Bad Times at the El Royale

Bad Times at the El Royale is a lot of fun. Perhaps a touch too long and lacking the punch it needed to push it over the top, but still it is mostly a ton of fun to watch as it goes along. It ends up feeling a touch like a discount Tarantino movie, but that is still better than most movies.

The El Royale is a hotel that sits on the state line between California and Nevada. Half of the hotel is in one state and one half in the other; the hotel concierge has an extended presentation on the set up. One night, four guests arrive at the El Royale; salesman Laramie Seymour Sullivan(Jon Hamm), priest Daniel Flynn (Jeff Bridges), singer Darlene Sweet(Cynthia Erivo), and the abrasive Emily Summerspring (Dakota Johnson). Each of them has their own story and the movie shows each story in sequence, but they all happen simultaneously. All of them have secrets. Even the hotel and its concierge have secrets. All of them smash together and none of the guests leave unscathed.

Seeing all of these separate stories come together is the fun of the movie. Two of the characters are not who they say they are, two are hiding dangerous secrets. Poor Darlene is just trying to find a quiet place to practice for a gig she has the next morning.
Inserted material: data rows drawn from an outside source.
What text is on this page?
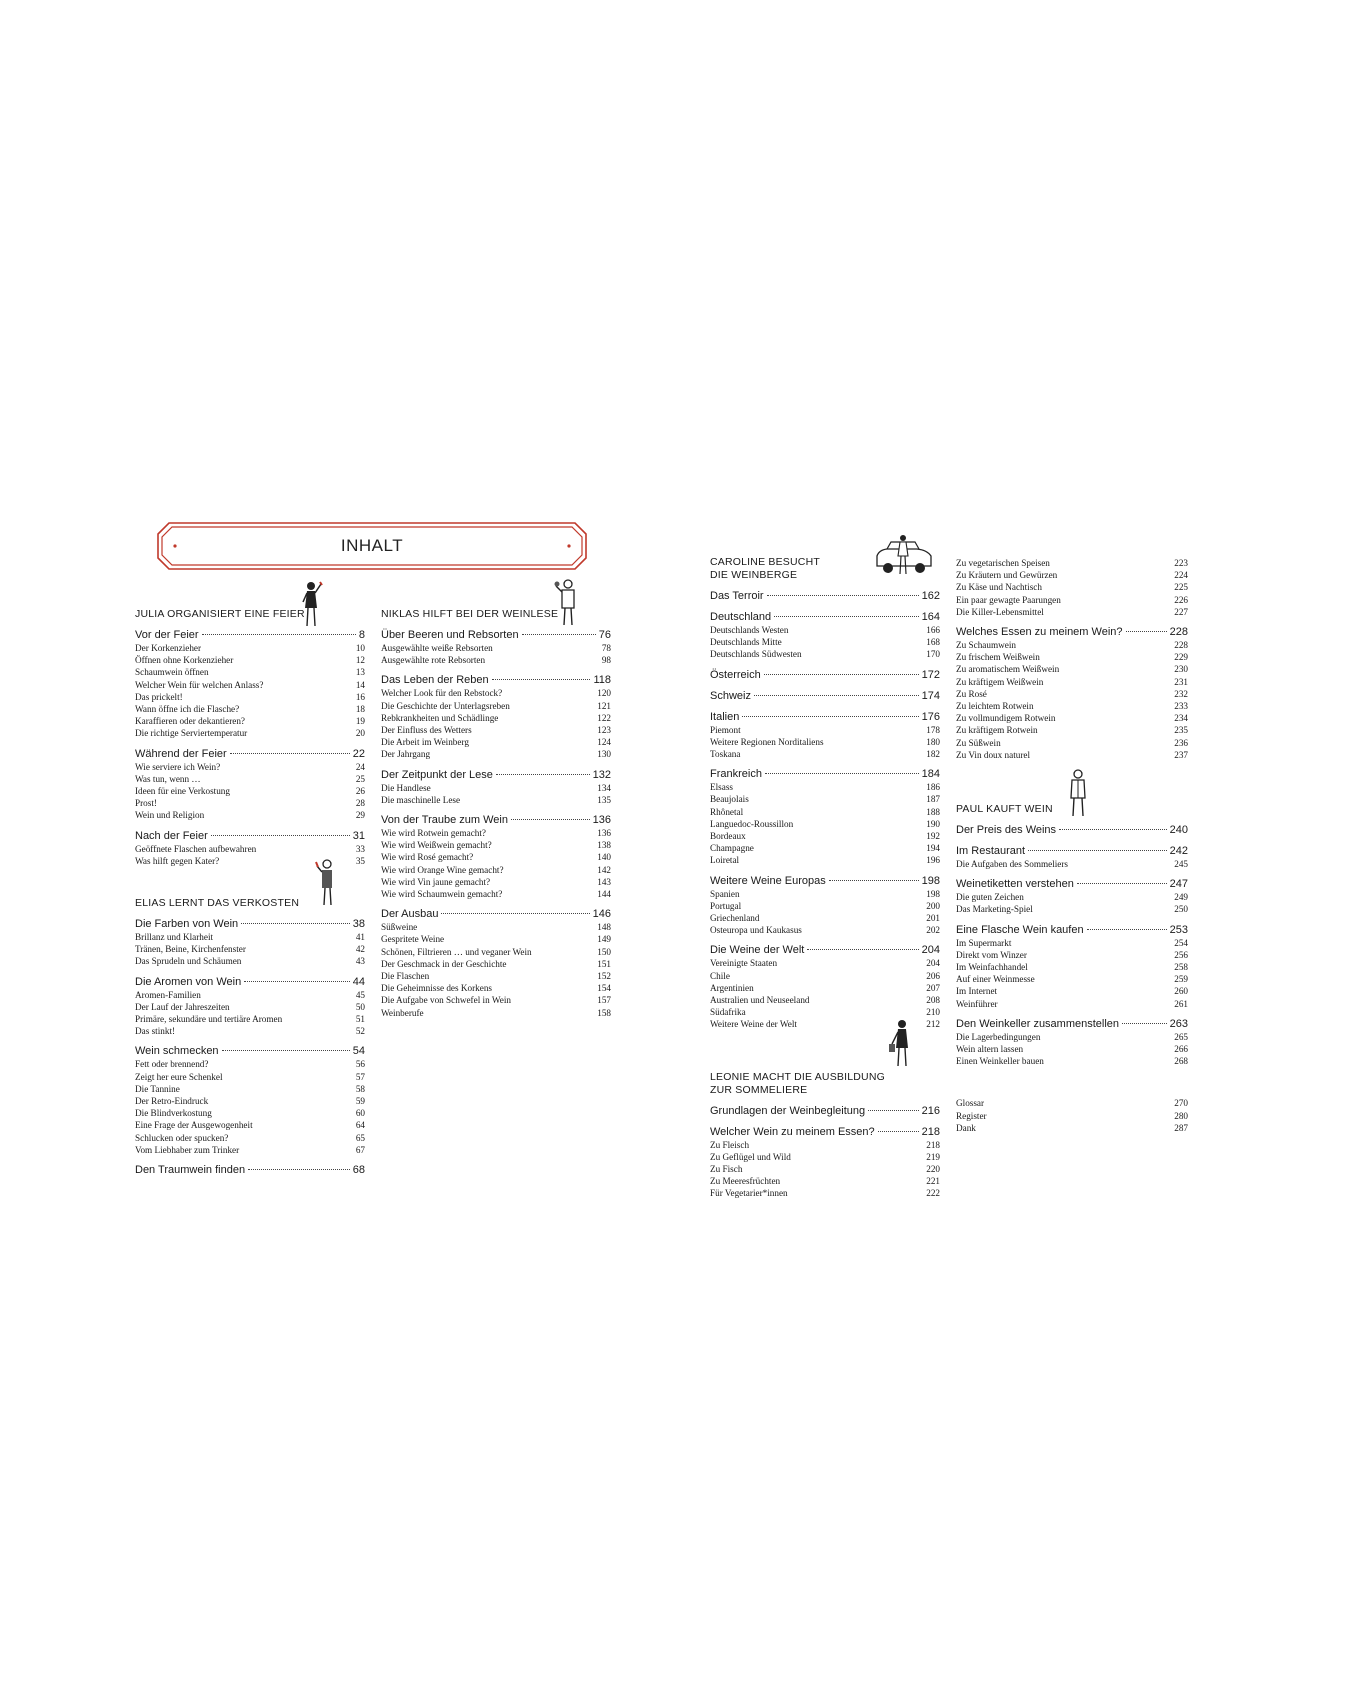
INHALT
JULIA ORGANISIERT EINE FEIER
Vor der Feier	8
Der Korkenzieher	10
Öffnen ohne Korkenzieher	12
Schaumwein öffnen	13
Welcher Wein für welchen Anlass?	14
Das prickelt!	16
Wann öffne ich die Flasche?	18
Karaffieren oder dekantieren?	19
Die richtige Serviertemperatur	20
Während der Feier	22
Wie serviere ich Wein?	24
Was tun, wenn …	25
Ideen für eine Verkostung	26
Prost!	28
Wein und Religion	29
Nach der Feier	31
Geöffnete Flaschen aufbewahren	33
Was hilft gegen Kater?	35
ELIAS LERNT DAS VERKOSTEN
Die Farben von Wein	38
Brillanz und Klarheit	41
Tränen, Beine, Kirchenfenster	42
Das Sprudeln und Schäumen	43
Die Aromen von Wein	44
Aromen-Familien	45
Der Lauf der Jahreszeiten	50
Primäre, sekundäre und tertiäre Aromen	51
Das stinkt!	52
Wein schmecken	54
Fett oder brennend?	56
Zeigt her eure Schenkel	57
Die Tannine	58
Der Retro-Eindruck	59
Die Blindverkostung	60
Eine Frage der Ausgewogenheit	64
Schlucken oder spucken?	65
Vom Liebhaber zum Trinker	67
Den Traumwein finden	68
NIKLAS HILFT BEI DER WEINLESE
Über Beeren und Rebsorten	76
Ausgewählte weiße Rebsorten	78
Ausgewählte rote Rebsorten	98
Das Leben der Reben	118
Welcher Look für den Rebstock?	120
Die Geschichte der Unterlagsreben	121
Rebkrankheiten und Schädlinge	122
Der Einfluss des Wetters	123
Die Arbeit im Weinberg	124
Der Jahrgang	130
Der Zeitpunkt der Lese	132
Die Handlese	134
Die maschinelle Lese	135
Von der Traube zum Wein	136
Wie wird Rotwein gemacht?	136
Wie wird Weißwein gemacht?	138
Wie wird Rosé gemacht?	140
Wie wird Orange Wine gemacht?	142
Wie wird Vin jaune gemacht?	143
Wie wird Schaumwein gemacht?	144
Der Ausbau	146
Süßweine	148
Gespritete Weine	149
Schönen, Filtrieren … und veganer Wein	150
Der Geschmack in der Geschichte	151
Die Flaschen	152
Die Geheimnisse des Korkens	154
Die Aufgabe von Schwefel in Wein	157
Weinberufe	158
CAROLINE BESUCHT
DIE WEINBERGE
Das Terroir	162
Deutschland	164
Deutschlands Westen	166
Deutschlands Mitte	168
Deutschlands Südwesten	170
Österreich	172
Schweiz	174
Italien	176
Piemont	178
Weitere Regionen Norditaliens	180
Toskana	182
Frankreich	184
Elsass	186
Beaujolais	187
Rhônetal	188
Languedoc-Roussillon	190
Bordeaux	192
Champagne	194
Loiretal	196
Weitere Weine Europas	198
Spanien	198
Portugal	200
Griechenland	201
Osteuropa und Kaukasus	202
Die Weine der Welt	204
Vereinigte Staaten	204
Chile	206
Argentinien	207
Australien und Neuseeland	208
Südafrika	210
Weitere Weine der Welt	212
LEONIE MACHT DIE AUSBILDUNG
ZUR SOMMELIERE
Grundlagen der Weinbegleitung	216
Welcher Wein zu meinem Essen?	218
Zu Fleisch	218
Zu Geflügel und Wild	219
Zu Fisch	220
Zu Meeresfrüchten	221
Für Vegetarier*innen	222
Zu vegetarischen Speisen	223
Zu Kräutern und Gewürzen	224
Zu Käse und Nachtisch	225
Ein paar gewagte Paarungen	226
Die Killer-Lebensmittel	227
Welches Essen zu meinem Wein?	228
Zu Schaumwein	228
Zu frischem Weißwein	229
Zu aromatischem Weißwein	230
Zu kräftigem Weißwein	231
Zu Rosé	232
Zu leichtem Rotwein	233
Zu vollmundigem Rotwein	234
Zu kräftigem Rotwein	235
Zu Süßwein	236
Zu Vin doux naturel	237
PAUL KAUFT WEIN
Der Preis des Weins	240
Im Restaurant	242
Die Aufgaben des Sommeliers	245
Weinetiketten verstehen	247
Die guten Zeichen	249
Das Marketing-Spiel	250
Eine Flasche Wein kaufen	253
Im Supermarkt	254
Direkt vom Winzer	256
Im Weinfachhandel	258
Auf einer Weinmesse	259
Im Internet	260
Weinführer	261
Den Weinkeller zusammenstellen	263
Die Lagerbedingungen	265
Wein altern lassen	266
Einen Weinkeller bauen	268
Glossar	270
Register	280
Dank	287
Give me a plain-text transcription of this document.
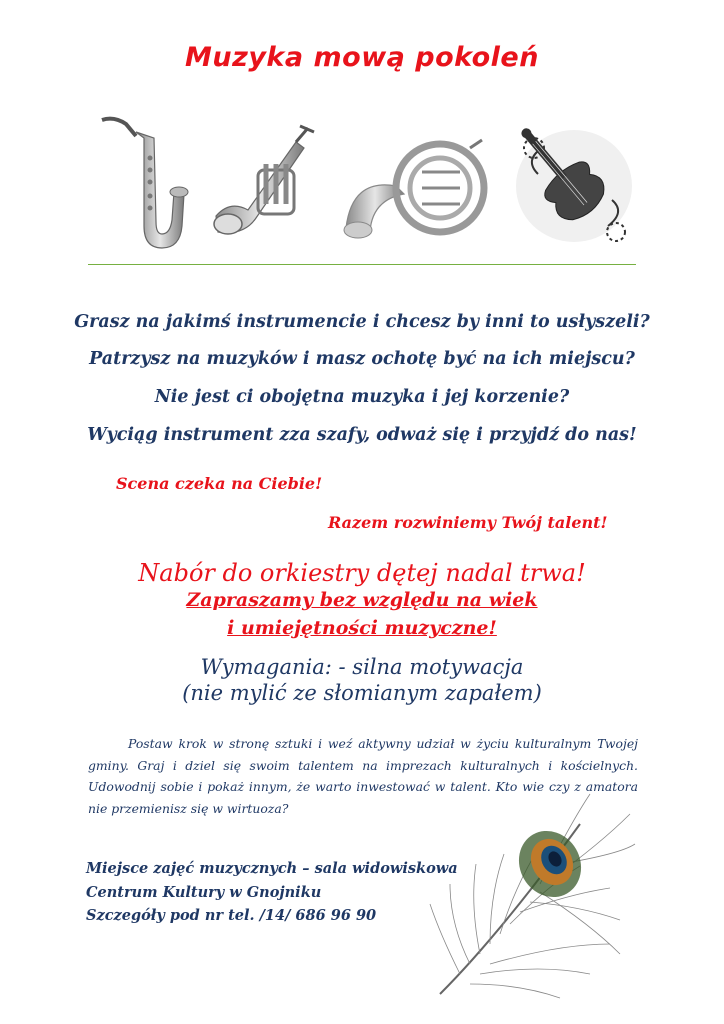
Muzyka mową pokoleń
Grasz na jakimś instrumencie i chcesz by inni to usłyszeli?
Patrzysz na muzyków i masz ochotę być na ich miejscu?
Nie jest ci obojętna muzyka i jej korzenie?
Wyciąg instrument zza szafy, odważ się i przyjdź do nas!
Scena czeka na Ciebie!
Razem rozwiniemy Twój talent!
Nabór do orkiestry dętej nadal trwa!
Zapraszamy bez względu na wiek
i umiejętności muzyczne!
Wymagania: - silna motywacja
(nie mylić ze słomianym zapałem)
Postaw krok w stronę sztuki i weź aktywny udział w życiu kulturalnym Twojej gminy. Graj i dziel się swoim talentem na imprezach kulturalnych i kościelnych. Udowodnij sobie i pokaż innym, że warto inwestować w talent. Kto wie czy z amatora nie przemienisz się w wirtuoza?
Miejsce zajęć muzycznych – sala widowiskowa
Centrum Kultury w Gnojniku
Szczegóły pod nr tel. /14/ 686 96 90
One character’s secret brings the dangerous Billy Lee, a Charles Manson-like figure who runs something of cult. None of the stories naturally intersect; the characters could have easily shown up on different days and been in and out with no trouble.

The problem is that the movie sets up all these interesting characters and stories, but ends up cutting off some interesting avenues early. I don’t mean to critique what I wish the movie was and not what it is, but I would have liked to see more of at least one or two characters that end up dead fairly early in the film. Other stories get disappointingly anticlimactic conclusions. That is also kind of the point, but in the end it leaves the movie feeling like it lacks a little punch.

Even minor characters make an impact thanks to the cast. Nick Offerman plays a character who dies during the opening credits, but he still makes an impact. The same goes for Shea Whigham as a prison doctor in a scene or two. The big one is Chris Hemsworth, who shows up in the back half as Billy Lee and infuses him with an unforgettable dangerous swagger. The main cast is great as well. Hamm has a special amount of smarm as the unctuous Laramie. Bridges is his usual excellence. The relative newcomers Cynthia Erivo and Lewis Pullman, who plays the concierge Miles, are highlights of the movie; they are the heart. Cynthia’s Darlene is determined despite all the crap that her life has flung at her, and is also capable of thinking on her feet; she is no damsel or rube to be taken in by the various characters. Miles is that sort of rube; he buys it all. He seems pathetic and things proceed to get worse and worse for him, but he never loses the kindness that he alone seems to possess.

Most of this movie is delightful, but there is a little something that is missing. It reminds me of the Hateful Eight, which also sees a group of unrelated people thrown together with deadly results. But that movie has some surprises in the last act that ramp up the drama. This movie spends most of its surprised early and at the end it plays out just like it seems like it will. It just doesn’t quite stick the landing at the end of an otherwise very entertaining film.